A few weeks back we submitted comments on the US Navy’s Draft Environmental Impact Statement (DEIS) for the expansion of Anti-submarine Warfare exercises in the Gulf of Alaska (GOA). The DEIS, at some 950 pages was very wordy, though we found it lacking on many counts.
In requesting permission to open this area up to environmental compromise, the Navy is also requires a “Letter of Authorization” (LOA) from the National Marine Fisheries Service (NMFS) “to take or harass marine mammals.”

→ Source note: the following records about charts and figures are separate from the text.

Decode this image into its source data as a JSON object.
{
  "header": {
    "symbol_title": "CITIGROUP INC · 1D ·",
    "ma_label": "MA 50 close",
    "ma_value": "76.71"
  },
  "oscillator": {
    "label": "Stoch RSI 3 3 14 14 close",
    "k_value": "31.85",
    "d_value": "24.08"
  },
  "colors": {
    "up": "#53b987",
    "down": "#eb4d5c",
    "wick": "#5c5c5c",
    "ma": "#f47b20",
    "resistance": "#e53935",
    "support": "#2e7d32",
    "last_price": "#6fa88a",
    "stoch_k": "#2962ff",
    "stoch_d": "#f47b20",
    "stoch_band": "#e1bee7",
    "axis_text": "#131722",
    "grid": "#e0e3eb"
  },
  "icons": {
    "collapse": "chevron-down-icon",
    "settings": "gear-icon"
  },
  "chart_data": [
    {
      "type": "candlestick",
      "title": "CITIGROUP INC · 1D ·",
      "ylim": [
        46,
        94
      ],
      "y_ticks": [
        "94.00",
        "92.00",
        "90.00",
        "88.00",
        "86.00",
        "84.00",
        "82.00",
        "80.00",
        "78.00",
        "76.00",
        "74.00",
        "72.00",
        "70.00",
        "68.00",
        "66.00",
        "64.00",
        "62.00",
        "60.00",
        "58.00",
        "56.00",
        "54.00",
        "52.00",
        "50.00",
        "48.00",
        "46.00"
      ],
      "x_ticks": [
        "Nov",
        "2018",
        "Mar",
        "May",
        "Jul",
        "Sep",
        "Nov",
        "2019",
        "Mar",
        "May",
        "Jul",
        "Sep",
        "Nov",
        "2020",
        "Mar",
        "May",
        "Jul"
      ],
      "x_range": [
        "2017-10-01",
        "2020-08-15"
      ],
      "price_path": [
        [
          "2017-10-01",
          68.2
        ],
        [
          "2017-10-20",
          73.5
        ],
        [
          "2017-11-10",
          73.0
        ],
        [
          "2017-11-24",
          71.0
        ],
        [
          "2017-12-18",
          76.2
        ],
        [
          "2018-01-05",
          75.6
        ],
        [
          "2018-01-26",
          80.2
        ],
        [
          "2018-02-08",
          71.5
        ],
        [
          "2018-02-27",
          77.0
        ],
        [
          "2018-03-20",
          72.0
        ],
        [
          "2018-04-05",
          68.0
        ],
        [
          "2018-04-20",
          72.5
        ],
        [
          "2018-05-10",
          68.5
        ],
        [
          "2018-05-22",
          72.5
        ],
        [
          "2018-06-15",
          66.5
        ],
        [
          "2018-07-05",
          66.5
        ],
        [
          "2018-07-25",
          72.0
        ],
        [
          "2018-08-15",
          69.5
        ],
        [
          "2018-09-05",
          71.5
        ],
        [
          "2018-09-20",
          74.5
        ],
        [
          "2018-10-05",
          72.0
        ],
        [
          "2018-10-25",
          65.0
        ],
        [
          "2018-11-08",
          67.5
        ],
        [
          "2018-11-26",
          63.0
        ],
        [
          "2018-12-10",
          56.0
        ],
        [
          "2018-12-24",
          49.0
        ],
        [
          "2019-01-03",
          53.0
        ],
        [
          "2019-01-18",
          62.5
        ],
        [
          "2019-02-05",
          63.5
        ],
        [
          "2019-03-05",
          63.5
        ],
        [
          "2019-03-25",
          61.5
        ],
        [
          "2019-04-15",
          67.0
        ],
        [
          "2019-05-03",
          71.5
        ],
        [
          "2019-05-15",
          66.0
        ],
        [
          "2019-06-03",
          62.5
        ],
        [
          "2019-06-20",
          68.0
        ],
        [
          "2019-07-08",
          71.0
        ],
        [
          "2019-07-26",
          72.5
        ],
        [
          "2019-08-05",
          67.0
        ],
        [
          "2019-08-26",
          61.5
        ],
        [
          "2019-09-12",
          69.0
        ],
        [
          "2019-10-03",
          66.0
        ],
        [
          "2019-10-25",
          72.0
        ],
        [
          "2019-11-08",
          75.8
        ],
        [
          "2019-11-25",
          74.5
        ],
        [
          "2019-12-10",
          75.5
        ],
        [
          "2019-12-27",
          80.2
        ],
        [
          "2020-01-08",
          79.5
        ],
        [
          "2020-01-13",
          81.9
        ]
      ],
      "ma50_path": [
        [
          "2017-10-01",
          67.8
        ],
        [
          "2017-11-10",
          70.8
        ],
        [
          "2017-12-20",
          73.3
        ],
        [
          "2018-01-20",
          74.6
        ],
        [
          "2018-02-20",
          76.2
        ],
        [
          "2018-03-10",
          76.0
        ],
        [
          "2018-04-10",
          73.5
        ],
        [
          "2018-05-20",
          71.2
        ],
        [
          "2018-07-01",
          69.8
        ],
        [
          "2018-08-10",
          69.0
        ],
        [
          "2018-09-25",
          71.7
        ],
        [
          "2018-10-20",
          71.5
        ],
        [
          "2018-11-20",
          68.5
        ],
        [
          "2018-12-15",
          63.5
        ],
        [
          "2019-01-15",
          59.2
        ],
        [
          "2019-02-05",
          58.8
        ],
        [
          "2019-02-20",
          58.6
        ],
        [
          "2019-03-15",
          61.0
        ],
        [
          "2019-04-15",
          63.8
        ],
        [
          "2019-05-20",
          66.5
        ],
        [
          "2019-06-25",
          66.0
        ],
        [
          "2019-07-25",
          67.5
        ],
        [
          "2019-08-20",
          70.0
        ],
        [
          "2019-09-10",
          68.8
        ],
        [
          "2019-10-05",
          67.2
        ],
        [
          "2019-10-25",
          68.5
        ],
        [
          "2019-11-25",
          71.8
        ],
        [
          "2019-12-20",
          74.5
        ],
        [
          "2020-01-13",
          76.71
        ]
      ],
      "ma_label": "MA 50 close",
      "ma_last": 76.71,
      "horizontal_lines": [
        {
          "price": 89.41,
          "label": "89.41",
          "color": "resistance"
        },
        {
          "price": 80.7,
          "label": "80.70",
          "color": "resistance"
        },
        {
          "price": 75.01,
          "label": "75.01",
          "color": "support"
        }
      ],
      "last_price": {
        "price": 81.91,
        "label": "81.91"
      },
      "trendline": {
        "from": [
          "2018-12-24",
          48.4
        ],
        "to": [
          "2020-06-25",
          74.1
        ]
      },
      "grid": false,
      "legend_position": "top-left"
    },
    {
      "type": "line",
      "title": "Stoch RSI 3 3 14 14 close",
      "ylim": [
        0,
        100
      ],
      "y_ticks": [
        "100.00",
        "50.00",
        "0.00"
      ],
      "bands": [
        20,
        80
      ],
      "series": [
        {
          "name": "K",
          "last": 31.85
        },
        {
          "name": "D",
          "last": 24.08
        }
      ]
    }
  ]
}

The Navy’s LOA request was also a very wordy document – some 426 pages and reading a bit like a marine natural history textbook. Although all of these words were wrapped around a scant ten day transect survey of the proposed 42,000 sq. mile area. We found this shortcoming exacerbated by the fact that the transects were performed in April to derive estimates marine mammal populations throughout the summer feeding season when they want to do their exercises.
The EPA among others also found the population estimates inadequate so I suspect the Navy will be asked to do a more thorough survey job. But in our comments we also found quite a few more deficiencies in the impact estimates – statistical anomalies and carefully selected (but outdated) research papers used to substantiate their models, for example.
Another troubling symptom of their request is that they mention nothing about the dumping of 10,000 lbs. of toxins each year into the GOA – toxins which are persistent, are known endocrine disrupters, and are increasingly found in high concentrations in the tissues of marine mammals.
Our comments on the GOA Letter of Authorization Request are not particularly light reading, but we believe that they call for much more than just a recalibration of marine mammal population estimates to induce a “green light” from NMFS.